I hesitate with my pointer poised over the “Publish” button. I chew my lip, gnaw on my fingernails (a nasty habit), and why? I screwed up. Once again, I am confronted by my own youthful foolishness. I wrote a poem about an event I witnessed three decades ago and did not date the piece, nor did I reference or record what the event was about. Why in the world would I? I wrote it! Well, 30 years later, I have no recollection of what the blasted poem is about.

No – I – dea.

I remember writing the poem. As often happened in those days, I wrote in a bit of a frenzy after I heard about whoever it was who said, “We didn’t think you cared,” after the event. The flippant remark upset me. I remember that feeling. However, today I cannot remember the context of the poem.

Where I went wrong is Lesson #3: Pronouns.

Like a Pied Piper it brought
the masses to town’s center.
This time, though, they dance
and sing their chants for him,
all together, all one. Together,
the people joined, young and old.

No children this time.

See what I did there? That’s the first stanza. The it, of course, is the cause. I know they and their are the masses who gathered. But who is him?

The air was wet with a chilling mist,
but they stood there ’til the end
with banners raised and voices —
singing the songs of their cause.
No one is paying the piper,
and the followers are mad.

Yes, I even mention cause, but with no reference to what the actual cause might have been. Also, incase you weren’t sure, one is a pronoun in this example, instead of just a number.

Is anybody listening? If they are
what do they hear?
No guns were raised, but fists
of love; no fireballs tossed, but words.

Hearts were pure with intent,
but that isn’t what is seen.
They see the few get out of hand
and say they’re you and me.

The preceding stanzas are okay, but again stuffed with pronouns. Now, because I was unclear in the first few stanzas, the above two are even more unclear because the they and the anybody likely refer to a different group of people.

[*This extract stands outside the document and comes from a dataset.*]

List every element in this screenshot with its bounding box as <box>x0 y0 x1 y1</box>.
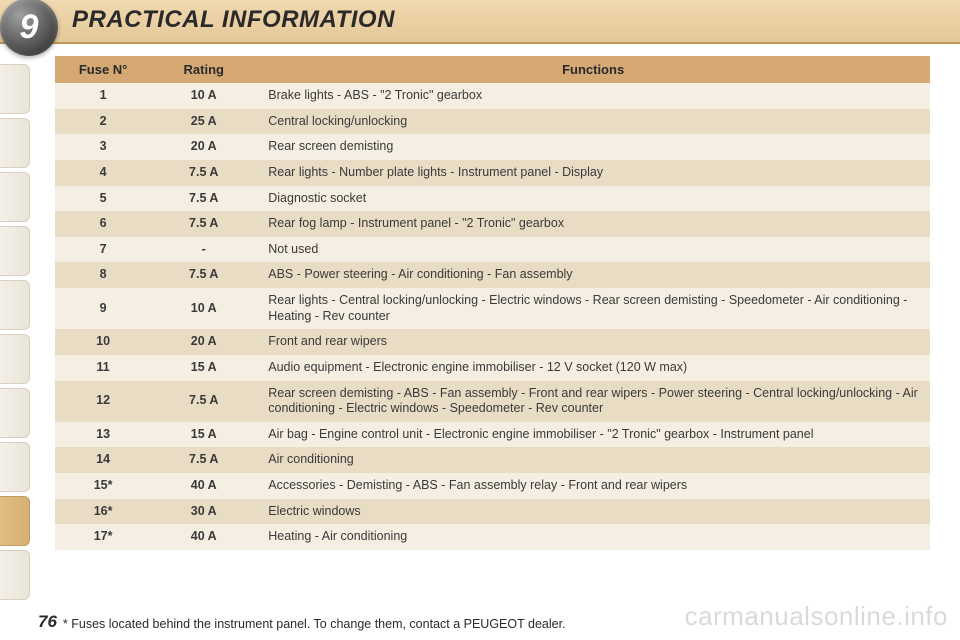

Are you confused yet? Yeah, me too. That’s my point.

The future of the world rests, solid,
like a yoke upon these people’s shoulders,
but the reins are held taut
by the leather chairs
and their owners–
The ones who say,
‘We didn’t think you cared.’

Not as bad, but still – whose shoulder’s?

So I hesitate; should I post the poem? Upon inspection, it is not a good piece of poetry; it makes no sense. If the poem doesn’t make sense to me now, when I witnessed the event, what will it say to the reader? I did not date it. Could someone misconstrue and think that I am talking about a certain politician, or a particular march? I’m not, but I could be. I have always thought, let the poem do the talking, but if the poem is incomprehensible, what benefit?

I take this opportunity, then, as a teachable moment: Pronouns are necessary tools in writing, but in moderation; they are not meant to replace nouns throughout a piece of writing, and when you take into consideration the concise, compact nature of poetry, though still necessary, pronouns can quickly blur and confuse.

What will I do with the poem, “We Didn’t Think You Cared”? I’ll keep it, and eventually fix it, but it will have to become a collage of political observations, which means it may lose a little something in the tweaking, then again, it may gain something.

~ Linda

P.S. I did not highlight all of the pronouns, as I said pronouns are necessary. I tried to focus on those pronouns that would have been ideal places for nouns or at least some kind of clarification.

I occasionally toss out the lessons I am learning about myself with respect to writing and the writing process, or about my experiences blogging, or a combination of the two as in this case. My hope is to help and to provide…wisdom?  Well, never-the-less, thank you for stopping by!